A senior NBR official confirmed on Tuesday that the board has formally communicated the decision to the Director General of the National Savings Department. The official letter clarifies that pensioners investing up to BDT 500,000 in NSCs will enjoy full exemption from interest tax. For investments exceeding BDT 500,000, the conventional 10% holding tax will continue to apply.

This clarification comes in response to reports that, since January, certain investors were mistakenly charged a 10% holding tax even on interest earned from NSC investments below BDT 500,000. The new directive rectifies this inconsistency, ensuring that small investors and pensioners can benefit from a lower tax rate.

Earlier this year, the government temporarily reduced interest rates on certain NSC schemes for the first six months, prompting criticism from investors. Following public concern, the rates have been restored to their original levels, allowing investors to receive the returns they anticipated.

NSCs remain one of the most trusted savings instruments in Bangladesh, particularly among retirees and conservative investors.
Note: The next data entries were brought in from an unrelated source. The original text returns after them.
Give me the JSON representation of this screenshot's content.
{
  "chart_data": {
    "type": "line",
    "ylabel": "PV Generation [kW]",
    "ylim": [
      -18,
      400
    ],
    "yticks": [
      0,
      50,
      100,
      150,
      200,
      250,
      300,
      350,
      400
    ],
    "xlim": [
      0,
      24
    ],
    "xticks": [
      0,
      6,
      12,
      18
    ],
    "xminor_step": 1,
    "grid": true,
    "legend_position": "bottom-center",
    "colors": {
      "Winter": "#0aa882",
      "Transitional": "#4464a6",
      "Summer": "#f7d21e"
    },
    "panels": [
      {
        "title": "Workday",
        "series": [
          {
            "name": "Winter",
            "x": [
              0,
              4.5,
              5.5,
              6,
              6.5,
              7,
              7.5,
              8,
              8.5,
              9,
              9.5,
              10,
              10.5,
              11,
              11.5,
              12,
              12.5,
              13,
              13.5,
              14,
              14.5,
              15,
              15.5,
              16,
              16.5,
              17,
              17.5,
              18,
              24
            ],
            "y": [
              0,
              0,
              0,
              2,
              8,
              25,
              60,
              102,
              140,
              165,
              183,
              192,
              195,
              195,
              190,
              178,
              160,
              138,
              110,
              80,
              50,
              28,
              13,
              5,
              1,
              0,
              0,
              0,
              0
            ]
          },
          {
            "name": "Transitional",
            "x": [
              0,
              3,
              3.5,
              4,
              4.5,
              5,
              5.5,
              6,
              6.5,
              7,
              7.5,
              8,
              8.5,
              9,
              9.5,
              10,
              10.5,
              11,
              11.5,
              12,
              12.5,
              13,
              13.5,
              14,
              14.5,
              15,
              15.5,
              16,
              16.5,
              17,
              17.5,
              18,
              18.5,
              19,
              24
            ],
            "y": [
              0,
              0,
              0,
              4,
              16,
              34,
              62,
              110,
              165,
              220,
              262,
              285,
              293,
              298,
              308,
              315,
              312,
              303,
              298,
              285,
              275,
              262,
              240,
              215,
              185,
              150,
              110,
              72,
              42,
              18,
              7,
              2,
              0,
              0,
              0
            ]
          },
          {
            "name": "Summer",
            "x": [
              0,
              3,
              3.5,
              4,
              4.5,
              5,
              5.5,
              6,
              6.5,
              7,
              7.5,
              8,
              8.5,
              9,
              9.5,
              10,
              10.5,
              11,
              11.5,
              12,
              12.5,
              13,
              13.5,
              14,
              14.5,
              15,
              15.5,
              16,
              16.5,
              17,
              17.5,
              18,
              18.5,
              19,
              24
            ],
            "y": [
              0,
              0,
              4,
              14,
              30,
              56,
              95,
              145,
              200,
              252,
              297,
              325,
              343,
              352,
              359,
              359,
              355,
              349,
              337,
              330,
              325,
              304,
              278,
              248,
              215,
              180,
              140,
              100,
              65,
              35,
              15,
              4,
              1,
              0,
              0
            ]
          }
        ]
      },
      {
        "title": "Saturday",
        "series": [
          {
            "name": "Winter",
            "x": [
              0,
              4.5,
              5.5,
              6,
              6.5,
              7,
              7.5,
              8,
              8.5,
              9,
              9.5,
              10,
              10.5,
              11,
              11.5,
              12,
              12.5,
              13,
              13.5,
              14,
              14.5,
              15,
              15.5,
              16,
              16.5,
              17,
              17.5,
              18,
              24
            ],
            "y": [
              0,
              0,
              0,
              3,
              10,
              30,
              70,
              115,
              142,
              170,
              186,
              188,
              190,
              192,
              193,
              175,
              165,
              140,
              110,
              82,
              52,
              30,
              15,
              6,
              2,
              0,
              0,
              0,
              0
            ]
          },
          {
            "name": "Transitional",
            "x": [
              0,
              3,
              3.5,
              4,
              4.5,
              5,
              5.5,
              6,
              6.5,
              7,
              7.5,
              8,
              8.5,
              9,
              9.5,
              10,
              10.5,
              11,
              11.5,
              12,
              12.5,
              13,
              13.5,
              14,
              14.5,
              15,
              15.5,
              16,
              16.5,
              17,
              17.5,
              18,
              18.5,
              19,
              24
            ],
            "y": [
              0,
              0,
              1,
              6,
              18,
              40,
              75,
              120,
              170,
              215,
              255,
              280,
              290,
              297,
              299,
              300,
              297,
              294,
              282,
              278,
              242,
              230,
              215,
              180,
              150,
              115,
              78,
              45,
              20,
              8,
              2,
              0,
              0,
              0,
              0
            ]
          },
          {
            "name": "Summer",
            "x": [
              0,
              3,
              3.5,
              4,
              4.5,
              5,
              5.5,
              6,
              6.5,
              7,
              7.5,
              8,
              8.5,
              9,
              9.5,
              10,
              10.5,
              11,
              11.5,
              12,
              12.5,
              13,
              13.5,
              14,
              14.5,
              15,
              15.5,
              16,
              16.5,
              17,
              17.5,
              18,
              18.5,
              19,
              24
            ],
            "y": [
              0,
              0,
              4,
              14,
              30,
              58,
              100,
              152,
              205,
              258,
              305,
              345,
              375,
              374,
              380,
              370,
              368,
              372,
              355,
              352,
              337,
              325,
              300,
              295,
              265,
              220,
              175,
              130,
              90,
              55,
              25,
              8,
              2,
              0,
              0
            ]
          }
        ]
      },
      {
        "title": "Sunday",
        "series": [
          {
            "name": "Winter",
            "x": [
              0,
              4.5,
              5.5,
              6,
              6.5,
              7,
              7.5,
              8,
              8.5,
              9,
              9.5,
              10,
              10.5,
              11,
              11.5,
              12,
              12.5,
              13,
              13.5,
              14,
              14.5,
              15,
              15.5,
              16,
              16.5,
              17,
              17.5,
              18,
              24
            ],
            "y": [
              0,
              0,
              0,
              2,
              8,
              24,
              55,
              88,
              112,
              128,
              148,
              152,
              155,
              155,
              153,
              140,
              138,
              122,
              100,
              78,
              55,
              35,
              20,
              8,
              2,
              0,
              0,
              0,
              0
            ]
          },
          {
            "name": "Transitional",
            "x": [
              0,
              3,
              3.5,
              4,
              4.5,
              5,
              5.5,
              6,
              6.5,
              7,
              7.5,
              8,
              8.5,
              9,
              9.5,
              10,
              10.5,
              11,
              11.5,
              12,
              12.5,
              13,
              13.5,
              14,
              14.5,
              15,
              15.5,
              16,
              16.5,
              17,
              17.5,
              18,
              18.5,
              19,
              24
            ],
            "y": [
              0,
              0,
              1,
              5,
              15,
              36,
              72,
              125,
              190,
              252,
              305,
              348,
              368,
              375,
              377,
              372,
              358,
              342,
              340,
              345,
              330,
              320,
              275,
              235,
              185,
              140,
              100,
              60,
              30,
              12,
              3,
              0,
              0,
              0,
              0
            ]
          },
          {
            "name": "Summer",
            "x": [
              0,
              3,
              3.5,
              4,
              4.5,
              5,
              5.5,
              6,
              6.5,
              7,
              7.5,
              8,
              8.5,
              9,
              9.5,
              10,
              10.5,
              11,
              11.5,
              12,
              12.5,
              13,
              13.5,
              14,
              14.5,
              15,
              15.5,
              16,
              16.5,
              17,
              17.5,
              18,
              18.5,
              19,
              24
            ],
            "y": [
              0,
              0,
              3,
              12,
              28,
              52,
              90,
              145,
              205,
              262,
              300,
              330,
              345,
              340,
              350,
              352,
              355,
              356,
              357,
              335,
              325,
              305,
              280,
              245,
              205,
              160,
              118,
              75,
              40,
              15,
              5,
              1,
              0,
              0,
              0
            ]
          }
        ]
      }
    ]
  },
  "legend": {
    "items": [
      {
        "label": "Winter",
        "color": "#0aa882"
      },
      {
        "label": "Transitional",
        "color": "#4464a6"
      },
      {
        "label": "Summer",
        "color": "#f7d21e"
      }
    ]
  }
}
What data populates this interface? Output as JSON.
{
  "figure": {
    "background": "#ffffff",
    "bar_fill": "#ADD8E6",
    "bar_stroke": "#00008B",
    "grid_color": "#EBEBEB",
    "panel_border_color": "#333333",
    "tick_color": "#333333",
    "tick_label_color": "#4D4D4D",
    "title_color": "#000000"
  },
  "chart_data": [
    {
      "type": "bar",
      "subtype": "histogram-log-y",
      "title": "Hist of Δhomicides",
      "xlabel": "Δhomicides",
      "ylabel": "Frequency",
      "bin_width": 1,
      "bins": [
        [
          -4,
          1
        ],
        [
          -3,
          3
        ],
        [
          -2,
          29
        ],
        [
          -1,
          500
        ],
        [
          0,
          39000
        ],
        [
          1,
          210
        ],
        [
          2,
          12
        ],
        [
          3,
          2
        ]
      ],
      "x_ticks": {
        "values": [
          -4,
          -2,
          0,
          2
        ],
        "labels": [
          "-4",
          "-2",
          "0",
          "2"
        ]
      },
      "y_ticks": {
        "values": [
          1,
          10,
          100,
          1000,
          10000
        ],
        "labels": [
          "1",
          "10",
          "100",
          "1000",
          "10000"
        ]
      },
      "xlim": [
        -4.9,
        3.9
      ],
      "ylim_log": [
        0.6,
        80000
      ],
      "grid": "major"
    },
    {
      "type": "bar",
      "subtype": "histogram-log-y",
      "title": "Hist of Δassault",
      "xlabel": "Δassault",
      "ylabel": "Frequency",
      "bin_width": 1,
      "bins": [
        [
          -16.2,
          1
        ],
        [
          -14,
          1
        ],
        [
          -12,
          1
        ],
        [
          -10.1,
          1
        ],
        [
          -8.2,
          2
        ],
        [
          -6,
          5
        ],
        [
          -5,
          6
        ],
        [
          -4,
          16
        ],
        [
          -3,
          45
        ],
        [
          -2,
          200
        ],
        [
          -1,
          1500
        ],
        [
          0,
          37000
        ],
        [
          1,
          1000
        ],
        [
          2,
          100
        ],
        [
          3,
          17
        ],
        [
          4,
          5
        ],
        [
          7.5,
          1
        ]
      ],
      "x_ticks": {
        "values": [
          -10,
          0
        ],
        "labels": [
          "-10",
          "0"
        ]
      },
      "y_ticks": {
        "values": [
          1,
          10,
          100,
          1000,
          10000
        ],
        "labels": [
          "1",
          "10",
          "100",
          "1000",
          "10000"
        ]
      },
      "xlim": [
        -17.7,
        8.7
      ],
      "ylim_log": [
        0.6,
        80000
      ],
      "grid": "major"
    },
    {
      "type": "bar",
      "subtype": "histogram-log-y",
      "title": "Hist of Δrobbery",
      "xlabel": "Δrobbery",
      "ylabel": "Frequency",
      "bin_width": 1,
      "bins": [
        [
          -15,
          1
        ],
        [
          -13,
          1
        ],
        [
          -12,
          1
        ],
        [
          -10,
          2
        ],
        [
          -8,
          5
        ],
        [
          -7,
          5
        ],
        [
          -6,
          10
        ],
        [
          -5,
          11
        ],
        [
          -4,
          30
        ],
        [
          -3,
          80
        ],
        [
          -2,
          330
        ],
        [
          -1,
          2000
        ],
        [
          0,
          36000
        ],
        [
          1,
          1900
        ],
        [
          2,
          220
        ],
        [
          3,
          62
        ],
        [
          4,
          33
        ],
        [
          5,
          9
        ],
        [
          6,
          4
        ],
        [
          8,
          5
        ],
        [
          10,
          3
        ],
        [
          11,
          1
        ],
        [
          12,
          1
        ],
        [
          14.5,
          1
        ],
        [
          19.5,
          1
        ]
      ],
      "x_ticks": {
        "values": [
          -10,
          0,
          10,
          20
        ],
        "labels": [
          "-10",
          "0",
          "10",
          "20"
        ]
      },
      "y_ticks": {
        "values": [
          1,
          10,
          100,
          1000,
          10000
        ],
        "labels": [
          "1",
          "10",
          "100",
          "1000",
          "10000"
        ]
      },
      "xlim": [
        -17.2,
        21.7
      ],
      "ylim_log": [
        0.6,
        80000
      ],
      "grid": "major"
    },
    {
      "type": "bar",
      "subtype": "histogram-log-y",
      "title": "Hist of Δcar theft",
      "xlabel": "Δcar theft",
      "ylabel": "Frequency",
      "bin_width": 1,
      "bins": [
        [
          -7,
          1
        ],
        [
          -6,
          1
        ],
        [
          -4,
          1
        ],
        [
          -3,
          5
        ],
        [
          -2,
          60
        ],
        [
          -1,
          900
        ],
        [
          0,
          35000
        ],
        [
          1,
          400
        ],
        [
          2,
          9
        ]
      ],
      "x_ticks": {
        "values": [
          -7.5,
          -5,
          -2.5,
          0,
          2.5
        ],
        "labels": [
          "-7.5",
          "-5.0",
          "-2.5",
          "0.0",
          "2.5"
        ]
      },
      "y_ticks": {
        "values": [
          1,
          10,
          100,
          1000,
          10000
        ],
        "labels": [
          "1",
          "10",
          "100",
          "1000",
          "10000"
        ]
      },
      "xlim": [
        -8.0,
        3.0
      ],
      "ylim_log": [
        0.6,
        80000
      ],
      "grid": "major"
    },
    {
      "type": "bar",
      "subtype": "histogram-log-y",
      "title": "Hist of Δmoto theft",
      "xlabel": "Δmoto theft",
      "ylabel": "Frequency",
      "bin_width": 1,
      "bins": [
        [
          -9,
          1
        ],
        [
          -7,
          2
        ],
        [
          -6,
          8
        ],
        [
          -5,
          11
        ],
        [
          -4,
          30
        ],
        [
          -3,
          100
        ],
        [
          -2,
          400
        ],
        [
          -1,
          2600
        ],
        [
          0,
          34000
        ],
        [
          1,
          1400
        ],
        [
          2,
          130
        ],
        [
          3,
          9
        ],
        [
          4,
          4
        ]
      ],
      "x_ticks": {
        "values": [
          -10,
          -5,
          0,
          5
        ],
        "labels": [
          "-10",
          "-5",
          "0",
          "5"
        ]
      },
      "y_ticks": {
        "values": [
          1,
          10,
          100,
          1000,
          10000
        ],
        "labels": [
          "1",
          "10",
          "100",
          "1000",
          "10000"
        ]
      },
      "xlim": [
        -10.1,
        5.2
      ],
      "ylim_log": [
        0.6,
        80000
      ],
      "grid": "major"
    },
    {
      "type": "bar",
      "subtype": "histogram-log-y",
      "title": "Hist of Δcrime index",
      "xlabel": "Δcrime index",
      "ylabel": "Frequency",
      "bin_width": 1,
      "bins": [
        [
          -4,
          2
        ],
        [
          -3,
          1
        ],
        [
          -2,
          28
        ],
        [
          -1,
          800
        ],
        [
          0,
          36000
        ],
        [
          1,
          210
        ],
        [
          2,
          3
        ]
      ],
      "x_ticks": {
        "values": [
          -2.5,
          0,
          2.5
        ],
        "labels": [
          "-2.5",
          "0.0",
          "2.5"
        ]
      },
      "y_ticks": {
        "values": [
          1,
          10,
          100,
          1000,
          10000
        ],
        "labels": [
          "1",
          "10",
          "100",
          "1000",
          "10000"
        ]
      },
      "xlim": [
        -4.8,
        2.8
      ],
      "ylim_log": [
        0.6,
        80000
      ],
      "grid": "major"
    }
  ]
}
Their appeal lies in capital security and guaranteed returns, which continue to instil confidence in domestic investors.

The updated holding tax structure is as follows:

Investment Amount (BDT) Holding Tax on Interest Remarks
Up to 500,000 5% Pensioners fully exempt; general investors pay 5%
Above 500,000 10% Standard holding tax applicable

Economists have welcomed NBR’s decision, noting that it is likely to strengthen investor confidence, encourage domestic savings, and boost participation in government-backed investment schemes, particularly among small-scale investors. By reducing the tax burden on lower-tier NSC investments, the move is expected to enhance financial inclusivity and provide modest savers with greater returns on their capital.

As the fiscal year progresses, observers anticipate that this policy adjustment will support a broader culture of prudent investment, while reinforcing NSCs as a reliable avenue for safe and stable savings.